L’OSSERVATORIO SOSTEGNO VITTIME: «UN CASO PARADDOSSALE»

«È una situazione assolutamente paradossale. Una persona che ha subìto molto furti, in una situazione di turbamento emotivo e di spavento, si è difesa e per questo è stata condannata per tentato omicidio come se volontariamente avesse voluto uccidere. Questo è pazzesco, siamo oltre l'eccesso colposo di legittima difesa». Così Elisabetta Aldrovandi, presidente dell'Osservatorio nazionale sostegno vittime, promotrice della legge di modifica sulla legittima difesa, commenta all'Adnkronos il caso di Angelo Peveri. «La condanna per tentato omicidio - sottolinea Aldrovandi, significa che per i giudici c'era volontà di uccidere. E' una cosa incredibile e inaccettabile, da quel che so ha chiamato immediatamente i soccorsi». «Noi confidiamo molto della riforma della legittima difesa» - continua il presidente dell'Osservatorio secondo la quale quando la riforma andrà in porto si potrà tentare una revisione del processo per Peveri. Il fatto che Peveri è stato condannato per tentato omicidio e non per eccesso colposo di legittima difesa potrebbe complicare le cose, ma comunque si potrebbe tentare».

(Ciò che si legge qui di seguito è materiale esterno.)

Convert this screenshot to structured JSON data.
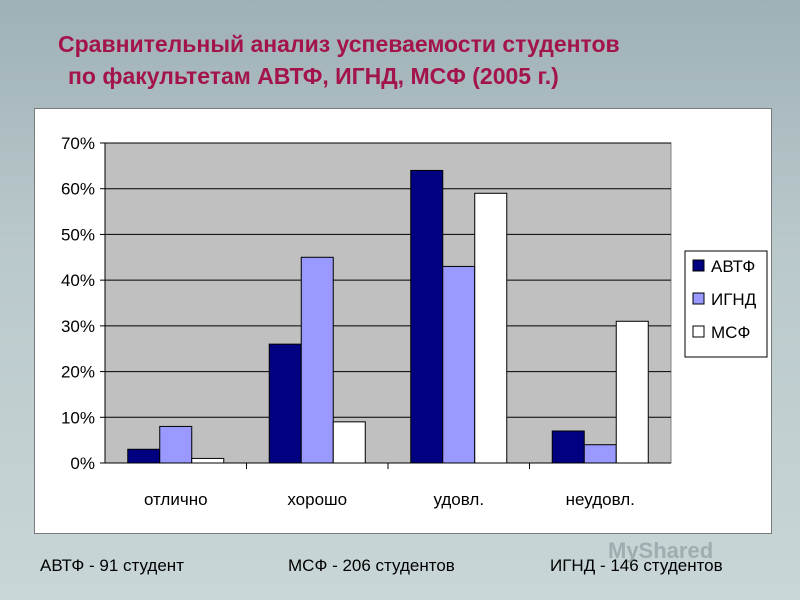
{
  "slide": {
    "title_line1": "Сравнительный анализ успеваемости студентов",
    "title_line2": "по факультетам АВТФ, ИГНД, МСФ (2005 г.)"
  },
  "footer": {
    "avtf": "АВТФ - 91 студент",
    "msf": "МСФ - 206 студентов",
    "ignd": "ИГНД - 146 студентов"
  },
  "watermark": "MyShared",
  "chart_data": {
    "type": "bar",
    "categories": [
      "отлично",
      "хорошо",
      "удовл.",
      "неудовл."
    ],
    "series": [
      {
        "name": "АВТФ",
        "values": [
          3,
          26,
          64,
          7
        ],
        "color": "#000080"
      },
      {
        "name": "ИГНД",
        "values": [
          8,
          45,
          43,
          4
        ],
        "color": "#9999ff"
      },
      {
        "name": "МСФ",
        "values": [
          1,
          9,
          59,
          31
        ],
        "color": "#ffffff"
      }
    ],
    "y_ticks": [
      "0%",
      "10%",
      "20%",
      "30%",
      "40%",
      "50%",
      "60%",
      "70%"
    ],
    "ylim": [
      0,
      70
    ],
    "grid": true,
    "legend_position": "right",
    "plot_background": "#c0c0c0"
  }
}
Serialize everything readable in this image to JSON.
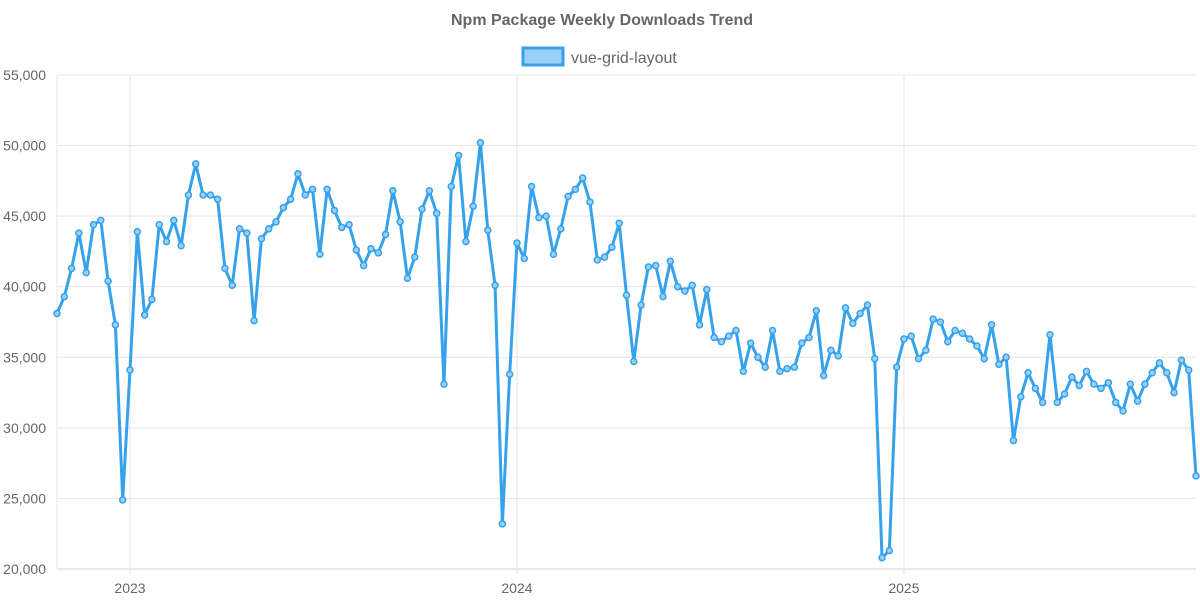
{
  "chart_data": {
    "type": "line",
    "title": "Npm Package Weekly Downloads Trend",
    "xlabel": "",
    "ylabel": "",
    "ylim": [
      20000,
      55000
    ],
    "yticks": [
      20000,
      25000,
      30000,
      35000,
      40000,
      45000,
      50000,
      55000
    ],
    "ytick_labels": [
      "20,000",
      "25,000",
      "30,000",
      "35,000",
      "40,000",
      "45,000",
      "50,000",
      "55,000"
    ],
    "xticks": [
      {
        "label": "2023",
        "index": 10
      },
      {
        "label": "2024",
        "index": 63
      },
      {
        "label": "2025",
        "index": 116
      }
    ],
    "legend_position": "top-center",
    "grid": true,
    "series": [
      {
        "name": "vue-grid-layout",
        "color": "#36a2eb",
        "fill": "#9ad0f5",
        "values": [
          38100,
          39300,
          41300,
          43800,
          41000,
          44400,
          44700,
          40400,
          37300,
          24900,
          34100,
          43900,
          38000,
          39100,
          44400,
          43200,
          44700,
          42900,
          46500,
          48700,
          46500,
          46500,
          46200,
          41300,
          40100,
          44100,
          43800,
          37600,
          43400,
          44100,
          44600,
          45600,
          46200,
          48000,
          46500,
          46900,
          42300,
          46900,
          45400,
          44200,
          44400,
          42600,
          41500,
          42700,
          42400,
          43700,
          46800,
          44600,
          40600,
          42100,
          45500,
          46800,
          45200,
          33100,
          47100,
          49300,
          43200,
          45700,
          50200,
          44000,
          40100,
          23200,
          33800,
          43100,
          42000,
          47100,
          44900,
          45000,
          42300,
          44100,
          46400,
          46900,
          47700,
          46000,
          41900,
          42100,
          42800,
          44500,
          39400,
          34700,
          38700,
          41400,
          41500,
          39300,
          41800,
          40000,
          39700,
          40100,
          37300,
          39800,
          36400,
          36100,
          36500,
          36900,
          34000,
          36000,
          35000,
          34300,
          36900,
          34000,
          34200,
          34300,
          36000,
          36400,
          38300,
          33700,
          35500,
          35100,
          38500,
          37400,
          38100,
          38700,
          34900,
          20800,
          21300,
          34300,
          36300,
          36500,
          34900,
          35500,
          37700,
          37500,
          36100,
          36900,
          36700,
          36300,
          35800,
          34900,
          37300,
          34500,
          35000,
          29100,
          32200,
          33900,
          32800,
          31800,
          36600,
          31800,
          32400,
          33600,
          33000,
          34000,
          33100,
          32800,
          33200,
          31800,
          31200,
          33100,
          31900,
          33100,
          33900,
          34600,
          33900,
          32500,
          34800,
          34100,
          26600
        ]
      }
    ]
  }
}
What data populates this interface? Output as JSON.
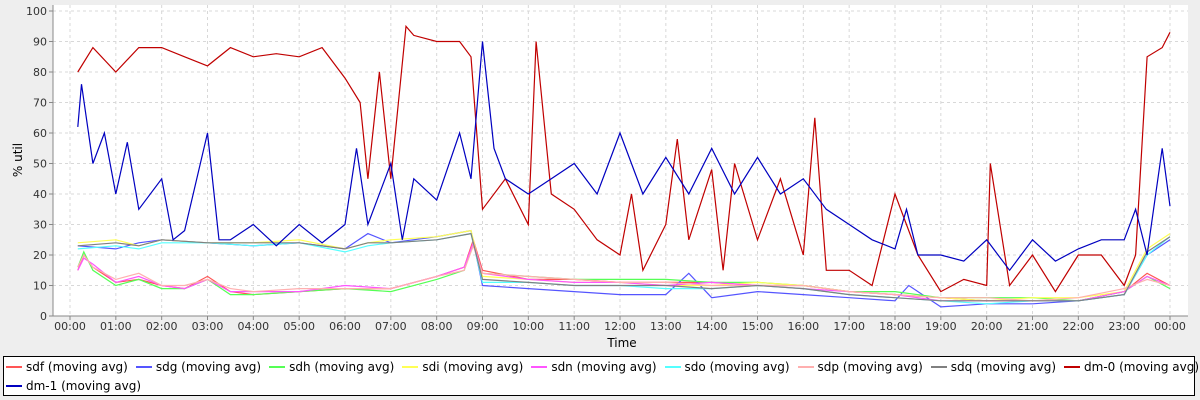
{
  "chart_data": {
    "type": "line",
    "xlabel": "Time",
    "ylabel": "% util",
    "ylim": [
      0,
      100
    ],
    "xlim_hours": [
      -0.3,
      24.3
    ],
    "yticks": [
      0,
      10,
      20,
      30,
      40,
      50,
      60,
      70,
      80,
      90,
      100
    ],
    "xtick_labels": [
      "00:00",
      "01:00",
      "02:00",
      "03:00",
      "04:00",
      "05:00",
      "06:00",
      "07:00",
      "08:00",
      "09:00",
      "10:00",
      "11:00",
      "12:00",
      "13:00",
      "14:00",
      "15:00",
      "16:00",
      "17:00",
      "18:00",
      "19:00",
      "20:00",
      "21:00",
      "22:00",
      "23:00",
      "00:00"
    ],
    "grid": true,
    "legend_position": "bottom",
    "series": [
      {
        "name": "sdf (moving avg)",
        "color": "#ff5555",
        "x": [
          0.17,
          0.3,
          0.5,
          1,
          1.5,
          2,
          2.5,
          3,
          3.5,
          4,
          5,
          6,
          7,
          8,
          8.6,
          8.8,
          9,
          10,
          11,
          12,
          13,
          14,
          15,
          16,
          17,
          18,
          19,
          20,
          21,
          22,
          23,
          23.5,
          24
        ],
        "y": [
          15,
          20,
          16,
          11,
          12,
          10,
          9,
          13,
          8,
          7,
          8,
          9,
          9,
          13,
          16,
          25,
          15,
          12,
          12,
          11,
          11,
          11,
          10,
          10,
          8,
          7,
          6,
          5,
          5,
          5,
          8,
          14,
          10
        ]
      },
      {
        "name": "sdg (moving avg)",
        "color": "#5555ff",
        "x": [
          0.17,
          1,
          1.5,
          2,
          3,
          4,
          5,
          6,
          6.5,
          7,
          8,
          8.75,
          9,
          10,
          11,
          12,
          13,
          13.5,
          14,
          15,
          16,
          17,
          18,
          18.3,
          19,
          20,
          21,
          22,
          23,
          23.5,
          24
        ],
        "y": [
          23,
          22,
          24,
          25,
          24,
          23,
          24,
          22,
          27,
          24,
          26,
          28,
          10,
          9,
          8,
          7,
          7,
          14,
          6,
          8,
          7,
          6,
          5,
          10,
          3,
          4,
          4,
          5,
          7,
          20,
          25
        ]
      },
      {
        "name": "sdh (moving avg)",
        "color": "#55ff55",
        "x": [
          0.17,
          0.3,
          0.5,
          1,
          1.5,
          2,
          2.5,
          3,
          3.5,
          4,
          5,
          6,
          7,
          8,
          8.6,
          8.8,
          9,
          10,
          11,
          12,
          13,
          14,
          15,
          16,
          17,
          18,
          19,
          20,
          21,
          22,
          23,
          23.5,
          24
        ],
        "y": [
          16,
          21,
          15,
          10,
          12,
          9,
          9,
          12,
          7,
          7,
          8,
          9,
          8,
          12,
          15,
          24,
          14,
          13,
          12,
          12,
          12,
          11,
          11,
          10,
          8,
          8,
          6,
          6,
          6,
          5,
          8,
          13,
          9
        ]
      },
      {
        "name": "sdi (moving avg)",
        "color": "#ffff55",
        "x": [
          0.17,
          1,
          1.5,
          2,
          3,
          4,
          5,
          6,
          6.5,
          7,
          8,
          8.75,
          9,
          10,
          11,
          12,
          13,
          14,
          15,
          16,
          17,
          18,
          19,
          20,
          21,
          22,
          23,
          23.5,
          24
        ],
        "y": [
          24,
          25,
          23,
          25,
          24,
          24,
          25,
          22,
          24,
          25,
          26,
          28,
          13,
          12,
          11,
          11,
          10,
          10,
          11,
          10,
          8,
          7,
          6,
          5,
          6,
          6,
          8,
          22,
          27
        ]
      },
      {
        "name": "sdn (moving avg)",
        "color": "#ff55ff",
        "x": [
          0.17,
          0.3,
          0.5,
          1,
          1.5,
          2,
          2.5,
          3,
          3.5,
          4,
          5,
          6,
          7,
          8,
          8.6,
          8.8,
          9,
          10,
          11,
          12,
          13,
          14,
          15,
          16,
          17,
          18,
          19,
          20,
          21,
          22,
          23,
          23.5,
          24
        ],
        "y": [
          15,
          19,
          17,
          11,
          13,
          10,
          9,
          12,
          8,
          8,
          8,
          10,
          9,
          13,
          16,
          24,
          14,
          12,
          11,
          11,
          10,
          11,
          10,
          9,
          8,
          7,
          5,
          5,
          5,
          5,
          8,
          13,
          10
        ]
      },
      {
        "name": "sdo (moving avg)",
        "color": "#55ffff",
        "x": [
          0.17,
          1,
          1.5,
          2,
          3,
          4,
          5,
          6,
          6.5,
          7,
          8,
          8.75,
          9,
          10,
          11,
          12,
          13,
          14,
          15,
          16,
          17,
          18,
          19,
          20,
          21,
          22,
          23,
          23.5,
          24
        ],
        "y": [
          22,
          23,
          22,
          24,
          24,
          23,
          24,
          21,
          23,
          24,
          25,
          27,
          11,
          11,
          10,
          10,
          9,
          9,
          10,
          9,
          7,
          6,
          5,
          4,
          5,
          5,
          7,
          20,
          26
        ]
      },
      {
        "name": "sdp (moving avg)",
        "color": "#ffafaf",
        "x": [
          0.17,
          0.3,
          0.5,
          1,
          1.5,
          2,
          2.5,
          3,
          3.5,
          4,
          5,
          6,
          7,
          8,
          8.6,
          8.8,
          9,
          10,
          11,
          12,
          13,
          14,
          15,
          16,
          17,
          18,
          19,
          20,
          21,
          22,
          23,
          23.5,
          24
        ],
        "y": [
          16,
          20,
          16,
          12,
          14,
          10,
          10,
          12,
          9,
          8,
          9,
          9,
          9,
          13,
          15,
          23,
          14,
          13,
          12,
          11,
          11,
          10,
          10,
          10,
          8,
          7,
          6,
          6,
          5,
          6,
          9,
          12,
          10
        ]
      },
      {
        "name": "sdq (moving avg)",
        "color": "#808080",
        "x": [
          0.17,
          1,
          1.5,
          2,
          3,
          4,
          5,
          6,
          6.5,
          7,
          8,
          8.75,
          9,
          10,
          11,
          12,
          13,
          14,
          15,
          16,
          17,
          18,
          19,
          20,
          21,
          22,
          23,
          23.5,
          24
        ],
        "y": [
          23,
          24,
          23,
          25,
          24,
          24,
          24,
          22,
          24,
          24,
          25,
          27,
          12,
          11,
          10,
          10,
          10,
          9,
          10,
          9,
          7,
          6,
          5,
          5,
          5,
          5,
          7,
          21,
          26
        ]
      },
      {
        "name": "dm-0 (moving avg)",
        "color": "#c00000",
        "x": [
          0.17,
          0.5,
          1,
          1.5,
          2,
          2.5,
          3,
          3.5,
          4,
          4.5,
          5,
          5.5,
          6,
          6.33,
          6.5,
          6.75,
          7,
          7.33,
          7.5,
          8,
          8.5,
          8.75,
          9,
          9.5,
          10,
          10.17,
          10.5,
          11,
          11.5,
          12,
          12.25,
          12.5,
          13,
          13.25,
          13.5,
          14,
          14.25,
          14.5,
          15,
          15.5,
          16,
          16.25,
          16.5,
          17,
          17.5,
          18,
          18.5,
          19,
          19.5,
          20,
          20.08,
          20.5,
          21,
          21.5,
          22,
          22.5,
          23,
          23.25,
          23.5,
          23.83,
          24
        ],
        "y": [
          80,
          88,
          80,
          88,
          88,
          85,
          82,
          88,
          85,
          86,
          85,
          88,
          78,
          70,
          45,
          80,
          45,
          95,
          92,
          90,
          90,
          85,
          35,
          45,
          30,
          90,
          40,
          35,
          25,
          20,
          40,
          15,
          30,
          58,
          25,
          48,
          15,
          50,
          25,
          45,
          20,
          65,
          15,
          15,
          10,
          40,
          20,
          8,
          12,
          10,
          50,
          10,
          20,
          8,
          20,
          20,
          10,
          20,
          85,
          88,
          93
        ]
      },
      {
        "name": "dm-1 (moving avg)",
        "color": "#0000c0",
        "x": [
          0.17,
          0.25,
          0.5,
          0.75,
          1,
          1.25,
          1.5,
          2,
          2.25,
          2.5,
          3,
          3.25,
          3.5,
          4,
          4.5,
          5,
          5.5,
          6,
          6.25,
          6.5,
          7,
          7.25,
          7.5,
          8,
          8.5,
          8.75,
          9,
          9.25,
          9.5,
          10,
          10.5,
          11,
          11.5,
          12,
          12.5,
          13,
          13.5,
          14,
          14.5,
          15,
          15.5,
          16,
          16.5,
          17,
          17.5,
          18,
          18.25,
          18.5,
          19,
          19.5,
          20,
          20.5,
          21,
          21.5,
          22,
          22.5,
          23,
          23.25,
          23.5,
          23.83,
          24
        ],
        "y": [
          62,
          76,
          50,
          60,
          40,
          57,
          35,
          45,
          25,
          28,
          60,
          25,
          25,
          30,
          23,
          30,
          24,
          30,
          55,
          30,
          50,
          25,
          45,
          38,
          60,
          45,
          90,
          55,
          45,
          40,
          45,
          50,
          40,
          60,
          40,
          52,
          40,
          55,
          40,
          52,
          40,
          45,
          35,
          30,
          25,
          22,
          35,
          20,
          20,
          18,
          25,
          15,
          25,
          18,
          22,
          25,
          25,
          35,
          20,
          55,
          36
        ]
      }
    ]
  }
}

SALVINI TELEFONA A PEVERI: «SOSTEGNO E VICINANZA UMANA»

Nelle scorse ore è arrivata all’imprenditore sarmatese anche una telefonata «di pieno sostegno e vicinanza umana» da parte del vicepremier e ministro dell'Interno Matteo Salvini. Nelle prossime ore verrà eseguito l'ordine di carcerazione: Salvini ha espresso l'intenzione di andare a trovarlo il prima possibile. Intanto la Lega piacentina annuncia iniziative in suo favore. «La Lega di Piacenza – informa in una nota - esprime vicinanza e solidarietà all'imprenditore Angelo Peveri, condannato a 4 anni e 6 mesi di reclusione perché la notte del 6 ottobre del 2011 sparò a tre ladri romeni, ferendone gravemente uno, che stavano rubando nel suo capannone. Peveri, che ora rischia il carcere, era già stato vittima in passato di ben 91 furti. La segreteria provinciale della Lega piacentina esprime totale e piena solidarietà ad Angelo Peveri che si è visto condannare con una pena spropositata. La legittima difesa in casa propria è sacrosanta. Il governo sta accelerando circa la legittima difesa, speriamo che questa legge possa arrivare ad approvazione perché ne abbiamo bisogno. La difesa è sempre legittima come in questo caso. Chi entra in casa o nella proprietà privata di qualcuno deve essere cosciente che queste cose possono capitare, perché ognuno deve essere libero di difendersi nella sua proprietà. E grazie alla Lega ora le cose stanno cambiando: a breve verrà approvata e promulgata la nuova Legge sulla legittima difesa che, finalmente, riconoscerà il diritto dei proprietari e delle vittime di soprusi in casa propria, anziché quelli dei delinquenti che i reati li commettono. Oltre alla solidarietà, intendiamo far sapere alla cittadinanza che stiamo organizzando iniziative a sostegno dell'imprenditore Peveri che renderemo note a brevissimo».